Intuition Machines uses AI/ML to build enterprise security products. We apply our research to systems that serve hundreds of millions of people, with a team distributed around the world. You are probably familiar with our best-known product, the hCaptcha security suite. Our approach is simple: low overhead, small teams, and rapid iteration.
We are seeking a Machine Learning Engineer to build scalable multimodal (language and vision) ML models, deploy ML solutions to production, mentor fellow engineers, and contribute to our technical roadmap. The ideal candidate will translate business requirements into technical specifications and ensure our solutions meet performance, computational, and business constraints.
What you will do: Implement, fine-tune, and evaluate the latest LLMs, large vision models, and multimodal approaches. Clearly present the results of your experiments, including standard metrics and business goal evaluations. Implement and deploy solutions iteratively: from POC to MVP to full-scale production. Translate business requirements into technical specifications for language, vision, or multimodal solutions. Provide technical mentorship to other ML engineers and researchers. Iterate quickly, focusing on early and frequent deployment to ensure new products or features reach millions of users. Write well-structured, maintainable, well-documented, and tested code, including unit, integration, and end-to-end tests. Participate in code reviews and architecture & design sessions. Stay updated on recent technological developments and assess their applicability. Provide technical input to the research and engineering roadmap.

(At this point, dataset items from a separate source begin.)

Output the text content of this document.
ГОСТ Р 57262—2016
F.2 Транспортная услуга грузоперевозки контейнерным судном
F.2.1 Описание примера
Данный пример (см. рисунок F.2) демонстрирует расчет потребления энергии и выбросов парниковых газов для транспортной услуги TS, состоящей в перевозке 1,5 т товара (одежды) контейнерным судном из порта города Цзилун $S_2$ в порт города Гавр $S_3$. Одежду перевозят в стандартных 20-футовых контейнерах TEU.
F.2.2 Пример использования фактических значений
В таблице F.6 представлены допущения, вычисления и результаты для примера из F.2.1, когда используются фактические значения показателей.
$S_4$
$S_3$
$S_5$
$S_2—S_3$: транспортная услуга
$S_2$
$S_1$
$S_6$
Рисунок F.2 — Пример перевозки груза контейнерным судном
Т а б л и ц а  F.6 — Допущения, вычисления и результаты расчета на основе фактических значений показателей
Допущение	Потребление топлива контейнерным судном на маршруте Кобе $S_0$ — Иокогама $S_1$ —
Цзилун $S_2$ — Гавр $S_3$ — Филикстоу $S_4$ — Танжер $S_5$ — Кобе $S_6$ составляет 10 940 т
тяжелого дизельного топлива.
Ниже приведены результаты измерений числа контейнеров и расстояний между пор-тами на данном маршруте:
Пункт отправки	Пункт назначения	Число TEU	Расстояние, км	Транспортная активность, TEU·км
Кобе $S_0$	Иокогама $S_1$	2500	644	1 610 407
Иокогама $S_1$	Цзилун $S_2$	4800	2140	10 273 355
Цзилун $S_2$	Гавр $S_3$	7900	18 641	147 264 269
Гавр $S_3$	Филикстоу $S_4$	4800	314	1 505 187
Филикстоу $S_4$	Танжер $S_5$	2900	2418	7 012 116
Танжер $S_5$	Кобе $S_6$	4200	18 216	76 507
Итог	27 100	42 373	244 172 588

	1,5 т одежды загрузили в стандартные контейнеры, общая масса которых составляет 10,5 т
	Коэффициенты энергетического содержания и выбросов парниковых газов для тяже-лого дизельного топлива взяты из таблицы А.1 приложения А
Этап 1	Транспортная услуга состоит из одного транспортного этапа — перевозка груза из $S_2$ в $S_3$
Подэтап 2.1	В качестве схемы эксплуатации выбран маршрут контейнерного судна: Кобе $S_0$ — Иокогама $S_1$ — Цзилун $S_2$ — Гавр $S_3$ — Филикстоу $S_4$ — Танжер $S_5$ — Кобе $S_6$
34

What we are looking for: Thoughtful, conscientious, and self-directed individual. 5+ years of professional experience in ML. Proven experience with the entire modeling lifecycle: building, evaluating, debugging, and productionalizing large ML models. Strong experience with fine-tuning and deploying LLMs and large vision models. Experience with generative vision and language models. Strong understanding of ML fundamentals: bias-variance tradeoffs, loss functions, evaluation metrics, etc. Bachelor's Degree or an equivalent in a technical or related field from an accredited college or university, or equivalent job experience. Excellent communication, listening, and presentation skills to engage with diverse audiences and support and mentor peers.
Nice to Have: Strong grasp of the math required for ML (linear algebra, probability theory, statistics, matrix calculus). Software engineering/development experience with large-scale distributed systems. Ability to collaborate with ML DevOps engineers to integrate your work into our infrastructure, including automating observability, deployment, quality, and security.
What we offer: Fully remote position with flexible working hours. An inspiring team of colleagues spread all over the world. Pleasant, modern development and deployment workflows: ship early, ship often. High impact: lots of users, happy customers, high growth, and cutting edge R&D. Flat organization, direct interaction with customer teams.
We celebrate diversity and are committed to creating an inclusive environment for all members of our team.
Join us as we transform cyber security, user privacy, and machine learning online!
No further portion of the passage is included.